In short, the book preaches, “Self-awareness when working with people at the end of life … ” As an honest and moving account of her own journey travelled with her patients, Marsden highlights the importance of the physician – or any carer – practicing the art of “self-reflection”. Every very personal story, every encounter she relates, promotes new learnings and provoked this reader to “self-reflect” on his own stories. Some of her stories were so deeply moving I found myself choking up as they brought back hidden memories of my own raw emotions and spiritual crises which got in the way of my caring because I had not fully faced and dealt with them.
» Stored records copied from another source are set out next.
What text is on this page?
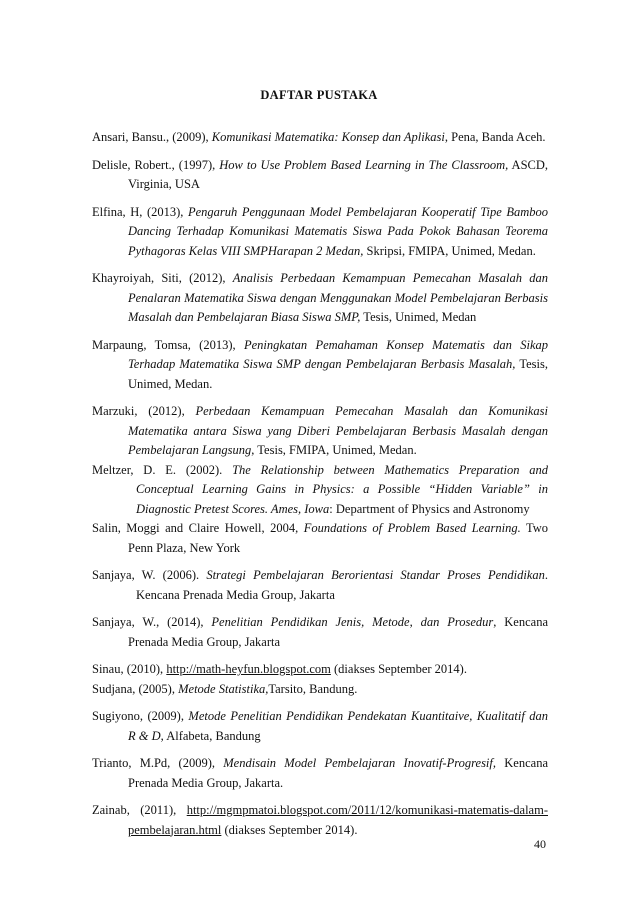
DAFTAR PUSTAKA

Ansari, Bansu., (2009), Komunikasi Matematika: Konsep dan Aplikasi, Pena, Banda Aceh.

Delisle, Robert., (1997), How to Use Problem Based Learning in The Classroom, ASCD, Virginia, USA

Elfina, H, (2013), Pengaruh Penggunaan Model Pembelajaran Kooperatif Tipe Bamboo Dancing Terhadap Komunikasi Matematis Siswa Pada Pokok Bahasan Teorema Pythagoras Kelas VIII SMPHarapan 2 Medan, Skripsi, FMIPA, Unimed, Medan.

Khayroiyah, Siti, (2012), Analisis Perbedaan Kemampuan Pemecahan Masalah dan Penalaran Matematika Siswa dengan Menggunakan Model Pembelajaran Berbasis Masalah dan Pembelajaran Biasa Siswa SMP, Tesis, Unimed, Medan

Marpaung, Tomsa, (2013), Peningkatan Pemahaman Konsep Matematis dan Sikap Terhadap Matematika Siswa SMP dengan Pembelajaran Berbasis Masalah, Tesis, Unimed, Medan.

Marzuki, (2012), Perbedaan Kemampuan Pemecahan Masalah dan Komunikasi Matematika antara Siswa yang Diberi Pembelajaran Berbasis Masalah dengan Pembelajaran Langsung, Tesis, FMIPA, Unimed, Medan.

Meltzer, D. E. (2002). The Relationship between Mathematics Preparation and Conceptual Learning Gains in Physics: a Possible “Hidden Variable” in Diagnostic Pretest Scores. Ames, Iowa: Department of Physics and Astronomy

Salin, Moggi and Claire Howell, 2004, Foundations of Problem Based Learning. Two Penn Plaza, New York

Sanjaya, W. (2006). Strategi Pembelajaran Berorientasi Standar Proses Pendidikan. Kencana Prenada Media Group, Jakarta

Sanjaya, W., (2014), Penelitian Pendidikan Jenis, Metode, dan Prosedur, Kencana Prenada Media Group, Jakarta

Sinau, (2010), http://math-heyfun.blogspot.com (diakses September 2014).

Sudjana, (2005), Metode Statistika,Tarsito, Bandung.

Sugiyono, (2009), Metode Penelitian Pendidikan Pendekatan Kuantitaive, Kualitatif dan R & D, Alfabeta, Bandung

Trianto, M.Pd, (2009), Mendisain Model Pembelajaran Inovatif-Progresif, Kencana Prenada Media Group, Jakarta.

Zainab, (2011), http://mgmpmatoi.blogspot.com/2011/12/komunikasi-matematis-dalam-pembelajaran.html (diakses September 2014).

40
With disarming honesty Marsden relates her successes and failures as doctor and patient together faced existential suffering and end-of-life issues. These encompassed all four of the “quadrant” of physical, emotional, spiritual and intellectual crises that can afflict the human person. Above all, they highlight the fundamental importance of human “connection”, of being fully present with the other, and of carer “self-care”, in order to foster meaning and hope for those who have run out of hope. The last two chapters relate practical steps for doing so.

All carers, whether medical, palliative or pastoral, in hospitals, hospices, rest homes or churches, would find much value and lots for self-reflection, from reading Dr Marsden’s stories. A stirring, engaging, beautiful little book. Highly recommended.